ISBN: 978-3453596450
Zur Leseprobe *KLICK*

(c) RandomHouse
Zum Inhalt:
Die Erde in der Zukunft. Sie ist durch die Klimaerwärmung kaum noch bewohnbar. Lediglich unter Kuppeln lässt es sich noch leben. Als Owen beim einem Tauchwettbewerb die Tauchlehrerin Lilly beeindrucken will und über seine Grenzen hinausgeht, hat er einen Unfall. Aber statt zu ertrinken, überlebt er. Denn Owen hat eine Gabe, eine Gabe die mächtiger ist, als er sich in diesem Moment bewusst ist. Seine Gabe könnte die komplette Menschheit retten. Doch irgendjemand hat etwas dagegen und Lilly und er geraten in große Gefahr.

Meine Meinung:
Ich stehe ja total auf Dystopien und so dachte ich mir, dass ich mit "Die Vertrieben - Flucht aus Camp Eden" auch nicht viel falsch machen kann.

Leider habe ich mich in dieser Annahme getäuscht. Iclh wurde mit dem Buch überhaupt nicht warm, zu keinem Zeitpunkt. Das ist echt schade, denn der Klappentext klang so vielversprechend und spannend. Als ich dann aber zu lesen angefangen habe, hatte ich das Gefühl, dass die Geschichte überhaupt nicht in Gang kommt.

Owen entdeckt seine Fähigkeiten und lernt andere Jugendliche mit den gleichen Fähigkeiten kennen. Und mehr passiert gefühlt auch nicht, auf den ersten 100-200 Seiten. Und so schleppte sich die Geschichte nur so dahin und ich musste mich regelrecht zum Lesen zwingen.

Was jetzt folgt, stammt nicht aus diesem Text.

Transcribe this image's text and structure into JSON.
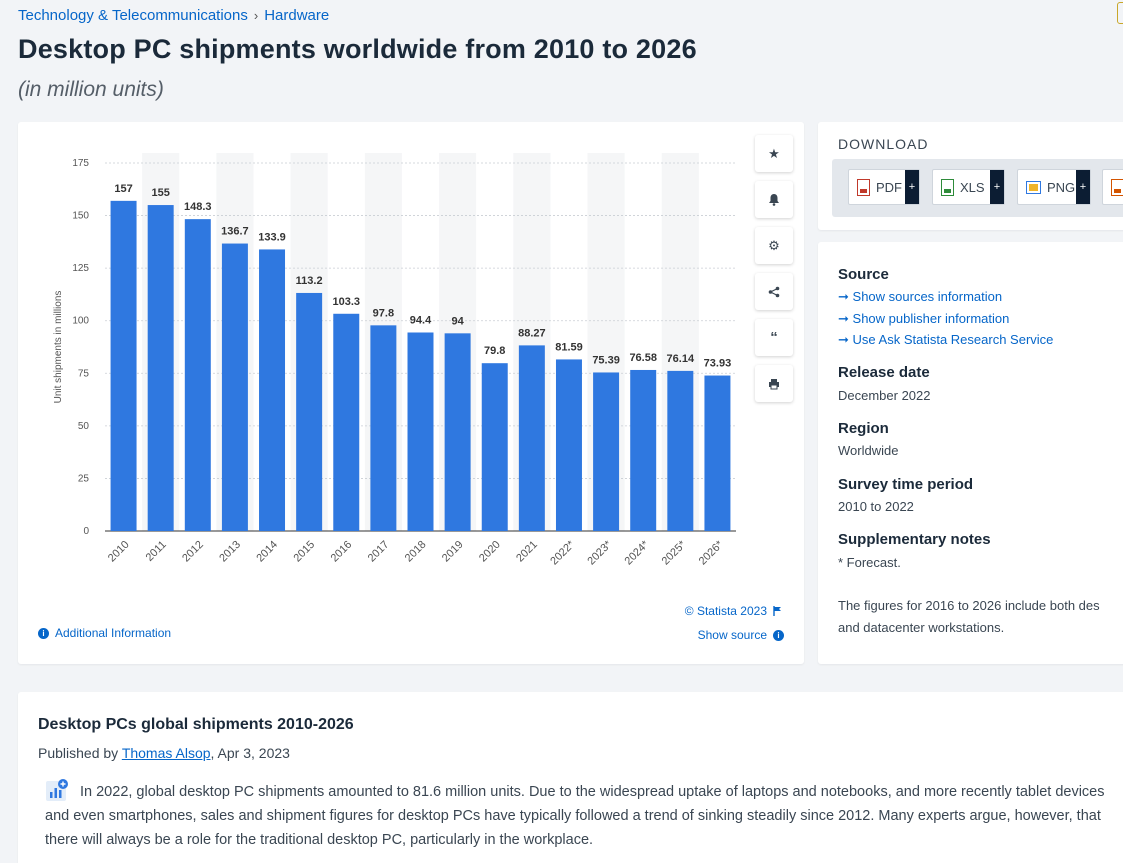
{
  "breadcrumb": {
    "category": "Technology & Telecommunications",
    "subcategory": "Hardware"
  },
  "header": {
    "title": "Desktop PC shipments worldwide from 2010 to 2026",
    "subtitle": "(in million units)"
  },
  "chart_data": {
    "type": "bar",
    "categories": [
      "2010",
      "2011",
      "2012",
      "2013",
      "2014",
      "2015",
      "2016",
      "2017",
      "2018",
      "2019",
      "2020",
      "2021",
      "2022*",
      "2023*",
      "2024*",
      "2025*",
      "2026*"
    ],
    "values": [
      157,
      155,
      148.3,
      136.7,
      133.9,
      113.2,
      103.3,
      97.8,
      94.4,
      94,
      79.8,
      88.27,
      81.59,
      75.39,
      76.58,
      76.14,
      73.93
    ],
    "value_labels": [
      "157",
      "155",
      "148.3",
      "136.7",
      "133.9",
      "113.2",
      "103.3",
      "97.8",
      "94.4",
      "94",
      "79.8",
      "88.27",
      "81.59",
      "75.39",
      "76.58",
      "76.14",
      "73.93"
    ],
    "ylabel": "Unit shipments in millions",
    "ylim": [
      0,
      175
    ],
    "yticks": [
      "0",
      "25",
      "50",
      "75",
      "100",
      "125",
      "150",
      "175"
    ],
    "bar_color": "#2f78e0",
    "grid": true
  },
  "chart_footer": {
    "copyright": "© Statista 2023",
    "show_source": "Show source",
    "additional_info": "Additional Information"
  },
  "download": {
    "title": "DOWNLOAD",
    "buttons": [
      "PDF",
      "XLS",
      "PNG"
    ],
    "plus": "+"
  },
  "info": {
    "source_heading": "Source",
    "source_links": [
      "Show sources information",
      "Show publisher information",
      "Use Ask Statista Research Service"
    ],
    "release_heading": "Release date",
    "release_value": "December 2022",
    "region_heading": "Region",
    "region_value": "Worldwide",
    "survey_heading": "Survey time period",
    "survey_value": "2010 to 2022",
    "notes_heading": "Supplementary notes",
    "notes_value": "* Forecast.",
    "notes_text_1": "The figures for 2016 to 2026 include both des",
    "notes_text_2": "and datacenter workstations."
  },
  "description": {
    "title": "Desktop PCs global shipments 2010-2026",
    "published_by": "Published by",
    "author": "Thomas Alsop",
    "date": ", Apr 3, 2023",
    "body": "In 2022, global desktop PC shipments amounted to 81.6 million units. Due to the widespread uptake of laptops and notebooks, and more recently tablet devices and even smartphones, sales and shipment figures for desktop PCs have typically followed a trend of sinking steadily since 2012. Many experts argue, however, that there will always be a role for the traditional desktop PC, particularly in the workplace."
  }
}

Auch den Protagonisten fühlte ich mich zu keinem Zeitpunkt in irgendeiner Form nah. Sie blieben blass und so konnte ich auch keine Beziehung zu ihnen aufbauen. Es gibt Bücher, da retten die Protagonisten die Geschichte, einfach weil sie so klasse ausgearbeitet sind oder man so mit ihnen mitfühlt. Hier ist das dem Autor leider so gar nicht gelungen, schade.

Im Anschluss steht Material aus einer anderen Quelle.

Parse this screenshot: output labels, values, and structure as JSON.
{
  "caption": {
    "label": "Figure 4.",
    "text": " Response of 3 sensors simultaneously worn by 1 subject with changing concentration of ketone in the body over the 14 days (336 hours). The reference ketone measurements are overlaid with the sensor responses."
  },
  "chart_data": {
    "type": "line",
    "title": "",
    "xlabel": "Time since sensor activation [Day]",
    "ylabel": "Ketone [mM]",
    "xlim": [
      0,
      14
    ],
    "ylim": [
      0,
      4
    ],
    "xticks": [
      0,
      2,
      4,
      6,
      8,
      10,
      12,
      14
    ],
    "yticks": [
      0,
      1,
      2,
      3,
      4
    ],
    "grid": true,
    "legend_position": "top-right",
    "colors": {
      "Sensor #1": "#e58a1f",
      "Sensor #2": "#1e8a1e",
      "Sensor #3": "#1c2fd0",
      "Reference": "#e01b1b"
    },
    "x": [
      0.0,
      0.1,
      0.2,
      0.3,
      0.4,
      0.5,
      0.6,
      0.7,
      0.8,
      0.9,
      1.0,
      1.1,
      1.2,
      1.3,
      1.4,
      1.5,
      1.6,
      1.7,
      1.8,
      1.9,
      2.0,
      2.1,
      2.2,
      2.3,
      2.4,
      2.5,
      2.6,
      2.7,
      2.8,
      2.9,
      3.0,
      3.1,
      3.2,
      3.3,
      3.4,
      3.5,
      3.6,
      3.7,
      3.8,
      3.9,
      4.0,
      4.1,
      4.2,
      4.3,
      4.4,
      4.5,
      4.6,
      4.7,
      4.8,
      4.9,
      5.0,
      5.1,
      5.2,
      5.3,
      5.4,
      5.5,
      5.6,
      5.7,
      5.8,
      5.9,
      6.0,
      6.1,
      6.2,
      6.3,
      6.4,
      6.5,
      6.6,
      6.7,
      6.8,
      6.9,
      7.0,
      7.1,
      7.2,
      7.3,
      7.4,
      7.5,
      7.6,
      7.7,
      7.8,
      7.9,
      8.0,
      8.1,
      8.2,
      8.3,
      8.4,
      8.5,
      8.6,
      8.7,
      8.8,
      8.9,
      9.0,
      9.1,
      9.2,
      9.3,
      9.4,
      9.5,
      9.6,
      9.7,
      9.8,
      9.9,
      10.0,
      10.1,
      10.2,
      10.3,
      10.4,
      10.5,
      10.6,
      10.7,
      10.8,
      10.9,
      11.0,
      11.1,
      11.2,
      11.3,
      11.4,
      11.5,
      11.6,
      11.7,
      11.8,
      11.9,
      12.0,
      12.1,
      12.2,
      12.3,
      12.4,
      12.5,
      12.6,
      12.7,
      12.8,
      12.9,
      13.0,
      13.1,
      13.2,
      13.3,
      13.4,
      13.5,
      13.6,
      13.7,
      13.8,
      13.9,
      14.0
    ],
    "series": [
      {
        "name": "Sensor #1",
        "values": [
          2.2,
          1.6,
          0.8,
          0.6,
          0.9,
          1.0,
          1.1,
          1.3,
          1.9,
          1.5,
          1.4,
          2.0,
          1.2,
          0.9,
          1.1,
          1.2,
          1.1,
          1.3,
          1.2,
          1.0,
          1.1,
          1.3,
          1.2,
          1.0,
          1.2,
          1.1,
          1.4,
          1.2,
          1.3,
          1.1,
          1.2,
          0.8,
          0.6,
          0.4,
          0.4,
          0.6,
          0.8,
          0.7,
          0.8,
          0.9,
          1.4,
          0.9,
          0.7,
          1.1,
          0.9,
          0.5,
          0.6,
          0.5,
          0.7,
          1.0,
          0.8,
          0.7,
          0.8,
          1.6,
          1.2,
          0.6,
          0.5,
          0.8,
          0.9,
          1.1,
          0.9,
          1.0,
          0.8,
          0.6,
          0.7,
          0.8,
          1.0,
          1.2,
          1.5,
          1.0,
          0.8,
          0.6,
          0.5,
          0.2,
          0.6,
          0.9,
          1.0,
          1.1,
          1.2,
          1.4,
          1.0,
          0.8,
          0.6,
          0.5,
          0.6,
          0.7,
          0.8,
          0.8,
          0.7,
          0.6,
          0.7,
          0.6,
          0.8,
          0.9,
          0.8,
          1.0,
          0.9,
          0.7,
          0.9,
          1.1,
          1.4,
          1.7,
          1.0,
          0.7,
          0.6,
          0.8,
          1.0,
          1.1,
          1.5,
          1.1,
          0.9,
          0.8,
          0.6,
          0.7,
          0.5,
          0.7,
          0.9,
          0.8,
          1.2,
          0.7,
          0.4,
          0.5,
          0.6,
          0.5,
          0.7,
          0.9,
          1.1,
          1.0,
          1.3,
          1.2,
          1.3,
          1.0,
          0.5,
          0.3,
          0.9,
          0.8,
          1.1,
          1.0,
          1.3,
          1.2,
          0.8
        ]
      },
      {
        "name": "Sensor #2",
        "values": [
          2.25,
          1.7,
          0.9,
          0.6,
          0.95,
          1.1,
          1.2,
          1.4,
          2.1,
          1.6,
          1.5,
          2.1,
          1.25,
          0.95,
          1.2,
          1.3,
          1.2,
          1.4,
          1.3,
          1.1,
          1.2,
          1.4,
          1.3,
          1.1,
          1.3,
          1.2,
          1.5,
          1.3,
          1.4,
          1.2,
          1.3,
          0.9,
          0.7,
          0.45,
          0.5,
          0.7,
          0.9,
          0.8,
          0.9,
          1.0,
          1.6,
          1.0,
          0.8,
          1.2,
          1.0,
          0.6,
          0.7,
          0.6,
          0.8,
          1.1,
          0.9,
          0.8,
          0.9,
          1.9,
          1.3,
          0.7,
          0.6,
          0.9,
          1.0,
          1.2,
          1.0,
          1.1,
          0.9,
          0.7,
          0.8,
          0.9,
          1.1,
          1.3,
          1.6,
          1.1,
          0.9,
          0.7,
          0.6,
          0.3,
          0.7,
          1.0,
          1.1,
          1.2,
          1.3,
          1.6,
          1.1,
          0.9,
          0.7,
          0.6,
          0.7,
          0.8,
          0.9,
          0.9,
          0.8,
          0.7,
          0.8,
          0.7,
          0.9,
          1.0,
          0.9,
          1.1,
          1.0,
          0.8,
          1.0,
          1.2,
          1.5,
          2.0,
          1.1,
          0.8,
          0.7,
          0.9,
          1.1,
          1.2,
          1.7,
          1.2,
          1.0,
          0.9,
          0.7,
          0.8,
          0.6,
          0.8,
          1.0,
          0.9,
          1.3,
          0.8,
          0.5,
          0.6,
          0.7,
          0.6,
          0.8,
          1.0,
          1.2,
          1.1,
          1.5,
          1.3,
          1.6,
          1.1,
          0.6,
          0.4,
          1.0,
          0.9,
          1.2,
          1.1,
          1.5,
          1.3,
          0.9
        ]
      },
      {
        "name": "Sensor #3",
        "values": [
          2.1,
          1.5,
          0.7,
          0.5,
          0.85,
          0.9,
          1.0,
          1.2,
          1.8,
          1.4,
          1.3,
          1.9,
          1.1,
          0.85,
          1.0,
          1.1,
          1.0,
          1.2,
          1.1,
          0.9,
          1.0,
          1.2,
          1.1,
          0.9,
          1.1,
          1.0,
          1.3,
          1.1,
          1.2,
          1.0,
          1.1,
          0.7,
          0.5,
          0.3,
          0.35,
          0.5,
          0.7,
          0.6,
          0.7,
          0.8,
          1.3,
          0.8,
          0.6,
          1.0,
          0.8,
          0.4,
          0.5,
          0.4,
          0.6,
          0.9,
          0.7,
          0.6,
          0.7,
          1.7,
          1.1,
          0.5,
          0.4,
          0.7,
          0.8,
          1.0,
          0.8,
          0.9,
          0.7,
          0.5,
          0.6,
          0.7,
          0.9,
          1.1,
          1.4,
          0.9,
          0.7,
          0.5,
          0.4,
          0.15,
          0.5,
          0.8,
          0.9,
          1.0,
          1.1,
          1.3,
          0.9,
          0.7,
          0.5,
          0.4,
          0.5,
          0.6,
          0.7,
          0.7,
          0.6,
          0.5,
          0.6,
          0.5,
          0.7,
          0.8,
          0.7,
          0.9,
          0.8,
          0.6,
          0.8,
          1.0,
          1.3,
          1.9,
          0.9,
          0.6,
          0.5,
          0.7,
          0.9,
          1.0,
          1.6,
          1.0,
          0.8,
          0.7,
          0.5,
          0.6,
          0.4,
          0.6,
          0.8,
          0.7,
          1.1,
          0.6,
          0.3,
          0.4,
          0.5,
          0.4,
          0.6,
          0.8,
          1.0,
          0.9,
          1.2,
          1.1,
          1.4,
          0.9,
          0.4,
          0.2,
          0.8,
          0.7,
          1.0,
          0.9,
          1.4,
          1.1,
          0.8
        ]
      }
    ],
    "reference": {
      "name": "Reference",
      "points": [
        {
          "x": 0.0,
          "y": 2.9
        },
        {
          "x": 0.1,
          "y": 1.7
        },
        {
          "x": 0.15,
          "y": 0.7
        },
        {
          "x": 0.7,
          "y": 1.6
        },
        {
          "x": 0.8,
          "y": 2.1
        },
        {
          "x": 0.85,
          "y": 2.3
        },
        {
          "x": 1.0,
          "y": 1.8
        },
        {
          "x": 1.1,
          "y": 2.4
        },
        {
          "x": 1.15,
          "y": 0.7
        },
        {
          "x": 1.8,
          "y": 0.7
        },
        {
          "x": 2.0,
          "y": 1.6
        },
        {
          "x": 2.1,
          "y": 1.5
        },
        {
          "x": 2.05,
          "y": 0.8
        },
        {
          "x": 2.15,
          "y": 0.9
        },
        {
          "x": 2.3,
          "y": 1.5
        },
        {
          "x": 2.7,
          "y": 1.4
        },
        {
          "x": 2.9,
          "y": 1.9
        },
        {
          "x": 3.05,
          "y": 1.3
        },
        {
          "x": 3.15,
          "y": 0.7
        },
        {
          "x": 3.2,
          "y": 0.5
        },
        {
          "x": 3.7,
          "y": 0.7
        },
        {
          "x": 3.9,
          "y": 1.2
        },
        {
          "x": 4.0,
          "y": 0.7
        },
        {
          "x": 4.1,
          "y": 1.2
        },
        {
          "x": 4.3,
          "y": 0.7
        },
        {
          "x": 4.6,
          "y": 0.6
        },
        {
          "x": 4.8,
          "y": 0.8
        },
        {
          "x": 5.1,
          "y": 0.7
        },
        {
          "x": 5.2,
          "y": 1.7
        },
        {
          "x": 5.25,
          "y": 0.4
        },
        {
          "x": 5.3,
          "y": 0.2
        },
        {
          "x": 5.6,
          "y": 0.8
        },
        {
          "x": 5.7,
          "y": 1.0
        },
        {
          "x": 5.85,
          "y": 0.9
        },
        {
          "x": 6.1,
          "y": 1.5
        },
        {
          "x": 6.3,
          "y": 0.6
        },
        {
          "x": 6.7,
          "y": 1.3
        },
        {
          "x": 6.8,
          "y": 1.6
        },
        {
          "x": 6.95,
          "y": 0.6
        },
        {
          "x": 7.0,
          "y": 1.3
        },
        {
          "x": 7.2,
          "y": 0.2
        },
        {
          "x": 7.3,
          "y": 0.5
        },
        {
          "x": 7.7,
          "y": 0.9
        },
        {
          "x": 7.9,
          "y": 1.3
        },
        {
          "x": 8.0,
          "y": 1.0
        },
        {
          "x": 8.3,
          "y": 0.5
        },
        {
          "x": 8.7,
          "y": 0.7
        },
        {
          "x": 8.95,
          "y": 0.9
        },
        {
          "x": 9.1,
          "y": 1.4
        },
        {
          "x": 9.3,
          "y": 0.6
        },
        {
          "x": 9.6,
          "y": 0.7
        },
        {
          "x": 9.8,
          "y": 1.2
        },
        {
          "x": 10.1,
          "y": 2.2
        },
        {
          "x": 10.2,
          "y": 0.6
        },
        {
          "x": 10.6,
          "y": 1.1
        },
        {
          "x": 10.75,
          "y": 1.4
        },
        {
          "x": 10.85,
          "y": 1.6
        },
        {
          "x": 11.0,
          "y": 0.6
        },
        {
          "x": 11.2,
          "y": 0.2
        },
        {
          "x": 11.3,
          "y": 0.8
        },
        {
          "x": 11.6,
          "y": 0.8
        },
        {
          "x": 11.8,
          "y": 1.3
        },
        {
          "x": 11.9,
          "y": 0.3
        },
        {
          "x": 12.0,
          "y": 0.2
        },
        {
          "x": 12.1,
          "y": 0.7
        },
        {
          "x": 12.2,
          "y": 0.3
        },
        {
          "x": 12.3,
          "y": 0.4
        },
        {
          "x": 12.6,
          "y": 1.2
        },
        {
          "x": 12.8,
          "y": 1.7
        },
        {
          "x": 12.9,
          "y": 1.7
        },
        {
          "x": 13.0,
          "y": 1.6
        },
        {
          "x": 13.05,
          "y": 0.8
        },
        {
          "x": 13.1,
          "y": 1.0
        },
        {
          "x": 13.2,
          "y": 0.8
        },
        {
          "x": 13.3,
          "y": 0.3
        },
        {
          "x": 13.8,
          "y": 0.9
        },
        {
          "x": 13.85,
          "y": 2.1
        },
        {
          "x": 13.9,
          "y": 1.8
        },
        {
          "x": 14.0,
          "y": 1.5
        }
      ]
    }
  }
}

Auch im weiteren Verlauf, gelingt es der Geschichte nicht, eine wirkliche Spannung aufzubauen. Ich quälte mich mühsam durch die Seiten und wartete darauf, das endlich etwas passiert. Zugegeben, die Idee selbst, ist gar nicht so schlecht, aber die Umsetzung ist für mich nur wenig überzeugend. Die fesselnde Spannung, die ich mir erhofft hatte, blieb leider aus und so kann ich dem Buch nur wenig positives abgewinnen.

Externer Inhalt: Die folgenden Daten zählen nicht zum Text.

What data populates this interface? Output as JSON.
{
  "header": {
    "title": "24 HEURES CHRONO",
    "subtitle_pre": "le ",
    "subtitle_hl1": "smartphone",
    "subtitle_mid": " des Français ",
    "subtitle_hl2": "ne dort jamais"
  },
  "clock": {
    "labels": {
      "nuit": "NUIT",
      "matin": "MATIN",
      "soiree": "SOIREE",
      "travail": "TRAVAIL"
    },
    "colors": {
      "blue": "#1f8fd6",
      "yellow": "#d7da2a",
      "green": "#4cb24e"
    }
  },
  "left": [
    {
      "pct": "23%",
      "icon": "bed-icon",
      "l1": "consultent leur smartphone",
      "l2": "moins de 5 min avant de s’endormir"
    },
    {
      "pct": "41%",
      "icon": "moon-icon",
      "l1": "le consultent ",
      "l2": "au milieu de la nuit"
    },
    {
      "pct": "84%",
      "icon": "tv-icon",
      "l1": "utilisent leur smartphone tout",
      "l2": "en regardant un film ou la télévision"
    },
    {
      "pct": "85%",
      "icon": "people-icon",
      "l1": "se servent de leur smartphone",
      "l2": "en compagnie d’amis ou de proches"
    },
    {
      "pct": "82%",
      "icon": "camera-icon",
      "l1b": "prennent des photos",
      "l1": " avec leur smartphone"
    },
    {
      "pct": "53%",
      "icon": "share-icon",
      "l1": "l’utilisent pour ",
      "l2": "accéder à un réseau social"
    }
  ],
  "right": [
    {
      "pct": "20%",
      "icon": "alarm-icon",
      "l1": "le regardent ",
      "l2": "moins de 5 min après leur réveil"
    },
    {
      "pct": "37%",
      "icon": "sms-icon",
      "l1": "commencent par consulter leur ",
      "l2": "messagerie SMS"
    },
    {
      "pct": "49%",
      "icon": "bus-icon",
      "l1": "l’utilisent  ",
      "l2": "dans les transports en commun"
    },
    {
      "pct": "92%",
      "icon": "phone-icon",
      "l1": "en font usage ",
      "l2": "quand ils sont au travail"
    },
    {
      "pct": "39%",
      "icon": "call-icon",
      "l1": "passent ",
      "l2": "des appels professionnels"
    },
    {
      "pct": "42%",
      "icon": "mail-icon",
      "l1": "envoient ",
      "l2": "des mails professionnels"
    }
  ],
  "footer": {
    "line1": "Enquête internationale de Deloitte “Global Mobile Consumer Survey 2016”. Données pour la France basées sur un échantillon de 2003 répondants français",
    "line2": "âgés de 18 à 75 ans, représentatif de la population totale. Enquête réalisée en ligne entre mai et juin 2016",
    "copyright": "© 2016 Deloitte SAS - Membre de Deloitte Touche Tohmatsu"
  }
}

Zudem ist dieses Buch der Beginn einer Reihe, weswegen natürlich vieles offen und ungeklärt bleibt. Ich denke jedoch nicht, dass ich zu den weiteren Bänden greifen werde, denn dafür fehlt mir einfach die Motivation. Ich habe überhaupt kein Interesse daran zu erfahren wie die Geschichte weitergeht. Zudem ist mir das Buch schon jetzt überhaupt nicht mehr so richtig präsent, was für mich ein eindeutiges Zeichen ist, dass ich diese Reihe wohl tatsächlich nicht mehr weiter verfolgen werde.

Fazit:
Leider eine sehr enttäuschendes Jugendbuch, das weder durch seine Charaktere noch durch eine spannende Handlung überzeugen kann. Schade :(

Rezension "Und draußen stirbt ein Vogel"

Titel: Und draußen stirbt ein Vogel
Autor: Sabine Thiesler
Verlag: Heyne
Seitenzahl: 448
Einbindungsart: Hardcover
Preis: 19,99
ISBN: 978-3-453-26968-2

(c) RandomHouse
Zum Inhalt:
Rina ist eine erfolgreiche Autorin. Manuel das genaue Gegenteil. Und genau das, ist das Problem. Manuel empfindet tiefen Hass gegenüber Rina. Diese ahnt nicht, was sie in ihm für einen Feind hat. Manuel schleicht sich tief in Rinas Leben ein. Als er sich als Feriengast in ihre Gästevilla einmietet, ahnt sie nicht in was für einer Gefahr sie schwebt. Uns das ganz allein und fern ab von jeglichen Nachbarn. 

Meine Meinung:
Ich habe schon einige Bücher von Sabine Thiesler gelesen. Fast alle konnten mich überzeugen. An das letzte Buch erinnere ich mich nicht mehr so gut,  da es schon eine Weile her ist, allerdings weiß ich, dass ich etwas enttäuscht von der Story war. Nun hatte ich aber Lust mal wieder etwas von ihr zu lesen und so kam mir ihr neuestes Werk gerade recht. 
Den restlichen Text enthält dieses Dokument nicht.